Personal information
- Full name: Łukasz Maciej Mamczarz
- Nationality: Polish
- Born: 14 June 1988 (age 38) Gorzów Wielkopolski, Poland
- Height: 1.93 m (6 ft 4 in)

Sport
- Country: Poland
- Sport: high jump
- Disability class: F42
- Club: START Gorzów Wielkopolski
- Coached by: Zbigniew Lewkowicz

Medal record
Men's athletics
Representing Poland
Summer Paralympics
| Bronze medal – third place | 2012 London | High jump – T42 |
World Championships
| Bronze medal – third place | 2013 Lyon | High jump – T42 |
| Bronze medal – third place | 2015 Doha | High jump – T42 |
| Bronze medal – third place | 2023 Paris | High jump – T63 |
European Championships
| Gold medal – first place | 2014 Swansea | High jump – T42 |
| Gold medal – first place | 2016 Grosseto | High jump – T42–44 |

= Łukasz Mamczarz =

Polish Paralympic athlete (born 1988)

Łukasz Maciej Mamczarz (born 14 June 1988) is a Polish Paralympic athlete who competes in F42 classification high jump events.

==Athletics career==
Mamczarz represented his country at the 2012 Summer Paralympics in London where he won a bronze medal in the high jump (T42).
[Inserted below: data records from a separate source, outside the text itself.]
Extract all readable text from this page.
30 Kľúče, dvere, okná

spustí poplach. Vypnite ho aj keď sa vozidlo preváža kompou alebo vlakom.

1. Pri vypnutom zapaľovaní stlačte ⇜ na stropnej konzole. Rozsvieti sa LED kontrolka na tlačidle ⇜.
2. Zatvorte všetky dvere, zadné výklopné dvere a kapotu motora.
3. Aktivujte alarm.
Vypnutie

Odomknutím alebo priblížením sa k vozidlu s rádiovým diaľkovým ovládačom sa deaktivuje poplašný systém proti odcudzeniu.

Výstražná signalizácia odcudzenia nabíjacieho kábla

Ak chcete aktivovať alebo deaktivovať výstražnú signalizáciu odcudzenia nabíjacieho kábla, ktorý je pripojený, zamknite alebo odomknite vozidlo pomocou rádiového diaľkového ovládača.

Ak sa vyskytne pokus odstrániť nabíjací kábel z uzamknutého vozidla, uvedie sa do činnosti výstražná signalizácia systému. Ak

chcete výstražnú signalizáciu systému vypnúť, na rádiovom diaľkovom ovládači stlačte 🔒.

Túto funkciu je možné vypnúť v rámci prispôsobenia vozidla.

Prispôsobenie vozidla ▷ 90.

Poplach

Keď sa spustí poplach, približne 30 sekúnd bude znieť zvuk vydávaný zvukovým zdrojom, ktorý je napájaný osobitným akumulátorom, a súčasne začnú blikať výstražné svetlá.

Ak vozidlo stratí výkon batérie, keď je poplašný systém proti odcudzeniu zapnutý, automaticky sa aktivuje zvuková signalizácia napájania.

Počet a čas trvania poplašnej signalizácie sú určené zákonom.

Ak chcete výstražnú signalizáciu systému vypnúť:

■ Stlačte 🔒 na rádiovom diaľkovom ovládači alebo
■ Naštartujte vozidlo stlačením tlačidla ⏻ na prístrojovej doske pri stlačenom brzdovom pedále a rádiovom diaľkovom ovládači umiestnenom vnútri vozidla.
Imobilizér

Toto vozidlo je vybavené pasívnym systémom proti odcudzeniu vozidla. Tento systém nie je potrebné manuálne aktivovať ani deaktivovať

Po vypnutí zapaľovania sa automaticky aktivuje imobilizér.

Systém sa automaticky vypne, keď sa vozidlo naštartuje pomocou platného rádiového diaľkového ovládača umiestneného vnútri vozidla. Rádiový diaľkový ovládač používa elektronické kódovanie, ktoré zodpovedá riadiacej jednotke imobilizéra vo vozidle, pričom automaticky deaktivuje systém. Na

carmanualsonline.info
More medals followed in the IPC Athletics World Championships with a pair of bronze medals won in the high jump in 2013 in Lyon and 2015 in Doha. Mamczarz is also a double European Championships gold medalist, winning his event in both Swansea (2014) and Grosseto (2016).

==Personal life==
Mamczarz was born in Gorzów Wielkopolski, Poland in 1988. In 2009 he lost his left leg in a motorcycle accident. He took up sport after a recommendation by his doctors during his rehabilitation.